Par ailleurs, nous reconnaissons que le Québec est le champion canadien de la réglementation tatillonne et des entraves corporatistes à l’exercice d’une saine liberté en agriculture, liberté porteuse de créativité, d’innovation et de prospérité.
Le documentaire La ferme et son État de l’artiste et humaniste Marc Séguin, présentement à l’affiche, expose très bien le dilemme que pose l’exercice de la souveraineté alimentaire entre trop et pas assez d’état. La gestion de l’offre y est présentée comme essentielle à la prospérité des campagnes mais étouffante par la façon dont elle est gérée par le monopole syndical. Pour sa part, le MAPAQ y apparaît comme un ‘’éteignoir de concupiscence’’ par son obsession du risque zéro qui tue dans l’œuf tout projet qui a le malheur de sortir des sentiers battus.

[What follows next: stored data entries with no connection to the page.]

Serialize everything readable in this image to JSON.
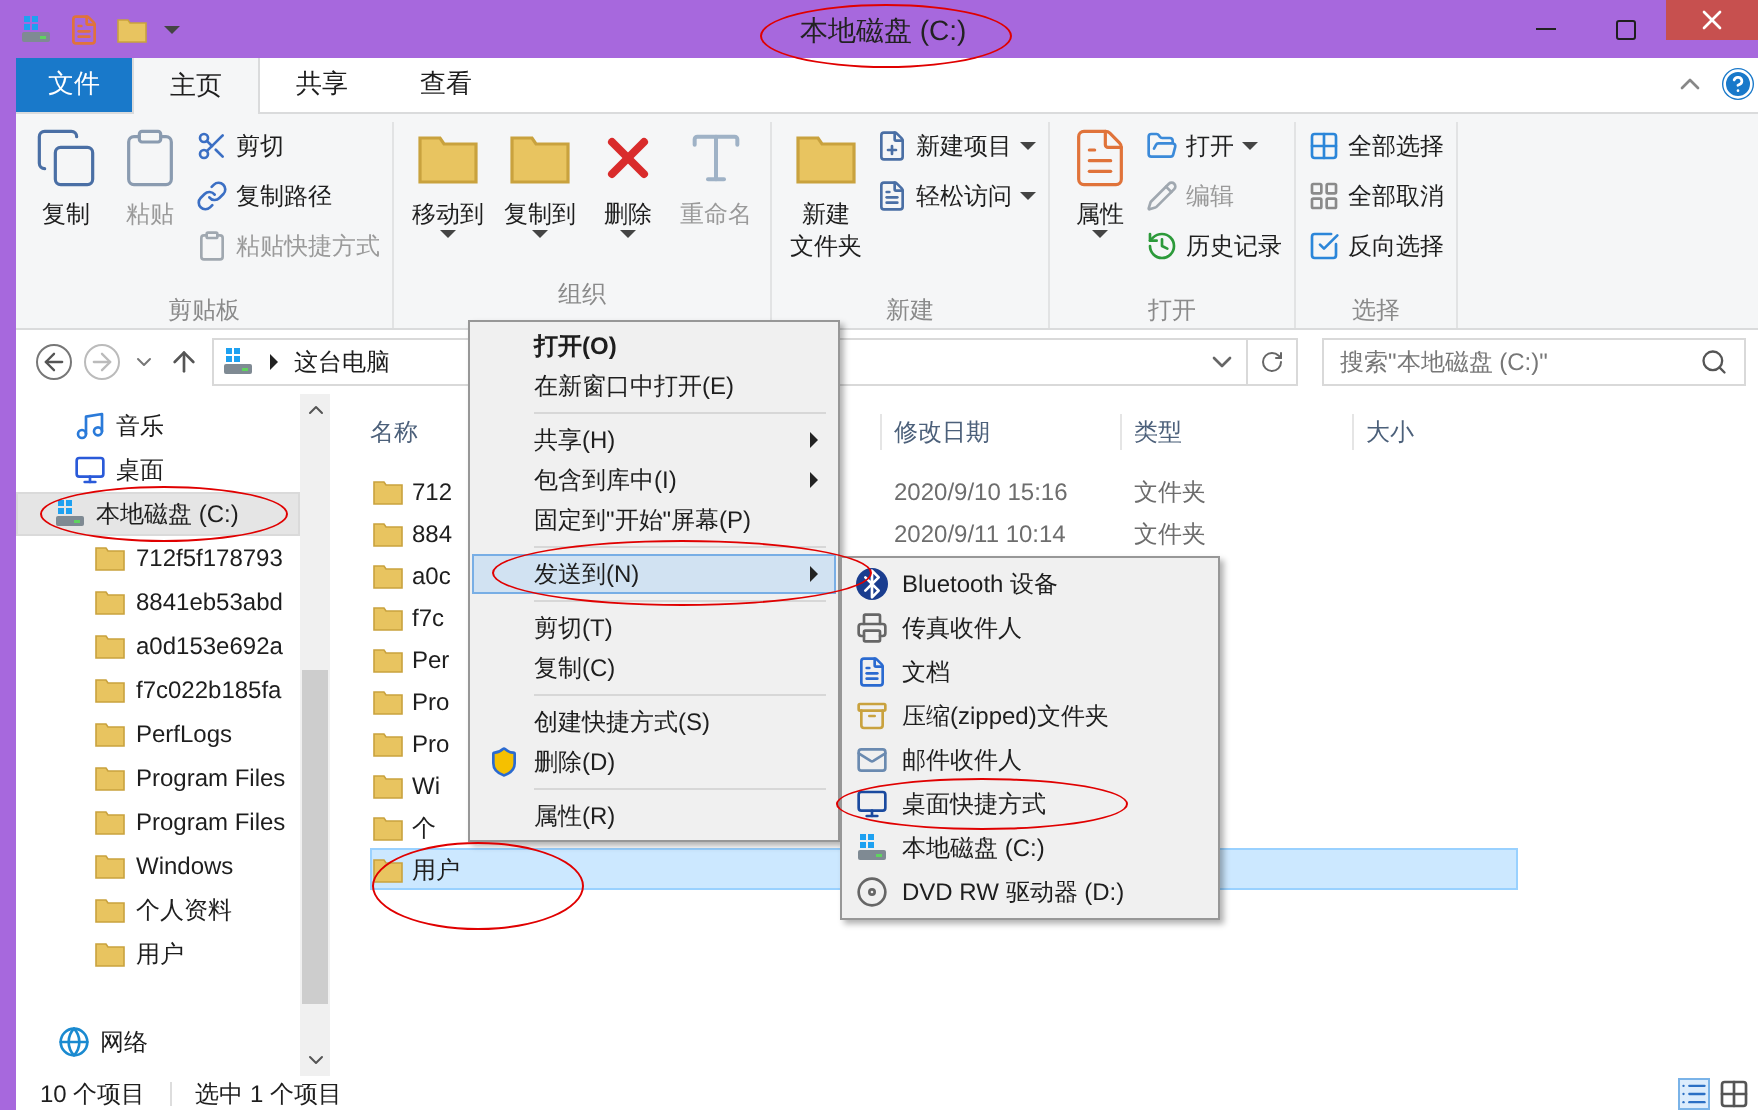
{
  "window": {
    "title": "本地磁盘 (C:)"
  },
  "ribbon_tabs": [
    {
      "label": "文件",
      "kind": "file",
      "selected": false
    },
    {
      "label": "主页",
      "kind": "tab",
      "selected": true
    },
    {
      "label": "共享",
      "kind": "tab",
      "selected": false
    },
    {
      "label": "查看",
      "kind": "tab",
      "selected": false
    }
  ],
  "ribbon_groups": [
    {
      "label": "剪贴板",
      "large": [
        {
          "label_lines": [
            "复制"
          ],
          "disabled": false,
          "has_menu": false
        },
        {
          "label_lines": [
            "粘贴"
          ],
          "disabled": true,
          "has_menu": false
        }
      ],
      "small": [
        {
          "label": "剪切",
          "disabled": false,
          "has_menu": false
        },
        {
          "label": "复制路径",
          "disabled": false,
          "has_menu": false
        },
        {
          "label": "粘贴快捷方式",
          "disabled": true,
          "has_menu": false
        }
      ]
    },
    {
      "label": "组织",
      "large": [
        {
          "label_lines": [
            "移动到"
          ],
          "disabled": false,
          "has_menu": true
        },
        {
          "label_lines": [
            "复制到"
          ],
          "disabled": false,
          "has_menu": true
        },
        {
          "label_lines": [
            "删除"
          ],
          "disabled": false,
          "has_menu": true
        },
        {
          "label_lines": [
            "重命名"
          ],
          "disabled": true,
          "has_menu": false
        }
      ]
    },
    {
      "label": "新建",
      "large": [
        {
          "label_lines": [
            "新建",
            "文件夹"
          ],
          "disabled": false,
          "has_menu": false
        }
      ],
      "small": [
        {
          "label": "新建项目",
          "disabled": false,
          "has_menu": true
        },
        {
          "label": "轻松访问",
          "disabled": false,
          "has_menu": true
        }
      ]
    },
    {
      "label": "打开",
      "large": [
        {
          "label_lines": [
            "属性"
          ],
          "disabled": false,
          "has_menu": true
        }
      ],
      "small": [
        {
          "label": "打开",
          "disabled": false,
          "has_menu": true
        },
        {
          "label": "编辑",
          "disabled": true,
          "has_menu": false
        },
        {
          "label": "历史记录",
          "disabled": false,
          "has_menu": false
        }
      ]
    },
    {
      "label": "选择",
      "small": [
        {
          "label": "全部选择",
          "disabled": false,
          "has_menu": false
        },
        {
          "label": "全部取消",
          "disabled": false,
          "has_menu": false
        },
        {
          "label": "反向选择",
          "disabled": false,
          "has_menu": false
        }
      ]
    }
  ],
  "address": {
    "breadcrumb": [
      "这台电脑"
    ],
    "search_placeholder": "搜索\"本地磁盘 (C:)\""
  },
  "nav_pane": [
    {
      "label": "音乐",
      "kind": "music",
      "selected": false
    },
    {
      "label": "桌面",
      "kind": "desktop",
      "selected": false
    },
    {
      "label": "本地磁盘 (C:)",
      "kind": "drive",
      "selected": true,
      "children": [
        {
          "label": "712f5f178793",
          "kind": "folder",
          "selected": false
        },
        {
          "label": "8841eb53abd",
          "kind": "folder",
          "selected": false
        },
        {
          "label": "a0d153e692a",
          "kind": "folder",
          "selected": false
        },
        {
          "label": "f7c022b185fa",
          "kind": "folder",
          "selected": false
        },
        {
          "label": "PerfLogs",
          "kind": "folder",
          "selected": false
        },
        {
          "label": "Program Files",
          "kind": "folder",
          "selected": false
        },
        {
          "label": "Program Files",
          "kind": "folder",
          "selected": false
        },
        {
          "label": "Windows",
          "kind": "folder",
          "selected": false
        },
        {
          "label": "个人资料",
          "kind": "folder",
          "selected": false
        },
        {
          "label": "用户",
          "kind": "folder",
          "selected": false
        }
      ]
    },
    {
      "label": "网络",
      "kind": "network",
      "selected": false
    }
  ],
  "file_list": {
    "columns": [
      "名称",
      "修改日期",
      "类型",
      "大小"
    ],
    "rows": [
      {
        "name": "712",
        "date": "2020/9/10 15:16",
        "type": "文件夹",
        "selected": false
      },
      {
        "name": "884",
        "date": "2020/9/11 10:14",
        "type": "文件夹",
        "selected": false
      },
      {
        "name": "a0c",
        "selected": false
      },
      {
        "name": "f7c",
        "selected": false
      },
      {
        "name": "Per",
        "selected": false
      },
      {
        "name": "Pro",
        "selected": false
      },
      {
        "name": "Pro",
        "selected": false
      },
      {
        "name": "Wi",
        "selected": false
      },
      {
        "name": "个",
        "selected": false
      },
      {
        "name": "用户",
        "selected": true
      }
    ]
  },
  "context_menu": {
    "items": [
      {
        "label": "打开(O)",
        "kind": "default",
        "has_submenu": false,
        "selected": false
      },
      {
        "label": "在新窗口中打开(E)",
        "kind": "item",
        "has_submenu": false,
        "selected": false
      },
      {
        "kind": "separator"
      },
      {
        "label": "共享(H)",
        "kind": "item",
        "has_submenu": true,
        "selected": false
      },
      {
        "label": "包含到库中(I)",
        "kind": "item",
        "has_submenu": true,
        "selected": false
      },
      {
        "label": "固定到\"开始\"屏幕(P)",
        "kind": "item",
        "has_submenu": false,
        "selected": false
      },
      {
        "kind": "separator"
      },
      {
        "label": "发送到(N)",
        "kind": "item",
        "has_submenu": true,
        "selected": true
      },
      {
        "kind": "separator"
      },
      {
        "label": "剪切(T)",
        "kind": "item",
        "has_submenu": false,
        "selected": false
      },
      {
        "label": "复制(C)",
        "kind": "item",
        "has_submenu": false,
        "selected": false
      },
      {
        "kind": "separator"
      },
      {
        "label": "创建快捷方式(S)",
        "kind": "item",
        "has_submenu": false,
        "selected": false
      },
      {
        "label": "删除(D)",
        "kind": "admin",
        "has_submenu": false,
        "selected": false
      },
      {
        "kind": "separator"
      },
      {
        "label": "属性(R)",
        "kind": "item",
        "has_submenu": false,
        "selected": false
      }
    ]
  },
  "send_to_menu": {
    "items": [
      {
        "label": "Bluetooth 设备",
        "kind": "bluetooth"
      },
      {
        "label": "传真收件人",
        "kind": "fax"
      },
      {
        "label": "文档",
        "kind": "document"
      },
      {
        "label": "压缩(zipped)文件夹",
        "kind": "zip"
      },
      {
        "label": "邮件收件人",
        "kind": "mail"
      },
      {
        "label": "桌面快捷方式",
        "kind": "desktop"
      },
      {
        "label": "本地磁盘 (C:)",
        "kind": "drive"
      },
      {
        "label": "DVD RW 驱动器 (D:)",
        "kind": "dvd"
      }
    ]
  },
  "status_bar": {
    "count": "10 个项目",
    "selection": "选中 1 个项目"
  }
}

Nous croyons qu’il est temps d’ouvrir les fenêtres, de laisser entrer l’air frais de la jeunesse dans un monde agricole de plus en plus sclérosé, de ’’brasser’’ un peu plus comme le dit Jean Pronovost dans le documentaire. Pour cela, encore une fois, il ne faut pas moins d’État mais un État plus intelligent, où on réinvestit dans la compétence et l’innovation et où on aurait le courage de revoir les lois et règlements mis en place il y a quarante ans et qui, de toute évidence, ne sont plus adaptés à la réalité.
À défaut de cela, le discours prônant l’affaiblissement continu de la souveraineté alimentaire de l’état triomphera.